Alors que plusieurs économistes ont prévu l'effondrement des devises étrangères sur le marché noir, notamment l'euro, ces dernières restent relativement stables et résistent malgré la fermeture des frontières et la paralysie de l'économie et des échanges commerciaux. En effet, l'euro tourne toujours autour de 190 dinars, malgré la chute de la demande. 

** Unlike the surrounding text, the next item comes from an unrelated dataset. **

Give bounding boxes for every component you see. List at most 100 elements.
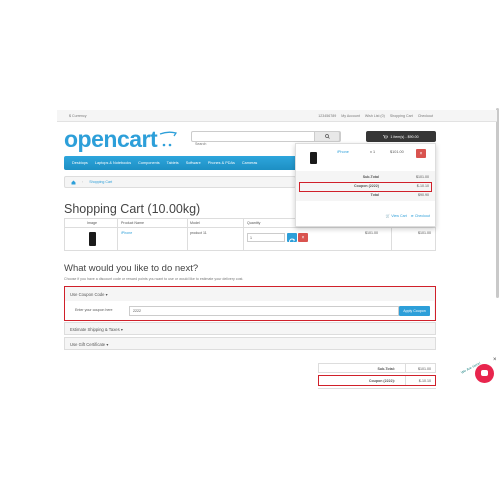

Ainsi, la décroissance de la demande n'a pas vraiment impacté la valeur de l'euro sur le marché noir, contrairement aux prévisions de certains experts. Ce recul est accompagné d'un autre élément qui n'a pas vraiment été pris en considération dans l’équation du marché noir. Les frontières étant fermées, les immigrés algériens n'ont pas pu rentrer au pays pour leurs vacances. Or, ces milliers de ressortissants algériens sont, justement, les principaux pourvoyeurs du marché noir en devises. Leur absence diminue considérablement l'offre et équilibre ainsi le marché noir, qui reste stable ces derniers jours malgré la paralysie de l'économie.

Le marché noir restera prospère

Cette situation reste tout de même éphémère dans un marché qui répond à un phénomène chaotique. En effet, il suffit que les frontières soient rouvertes pour que la donne change. La demande sera en hausse d'un côté et l'offre restera la même, de l'autre, étant donné qu'une grande partie des immigrés ne pourront pas passer leurs vacances en Algérie cette année.

Une nouvelle situation qui fera flamber les devises étrangères avec la reprise du trafic maritime et aérien, suspendu à cause de la pandémie de coronavirus et aussi la reprise des échanges commerciaux.

Par ailleurs, la dépréciation du dinar sur le marché officiel commencera à impacter le marché noir. Ce marché parallèle restera prospère et continuera à peser de tout son poids sur l'économie algérienne dans une conjoncture où la crise de confiance s'est installée dans la durée.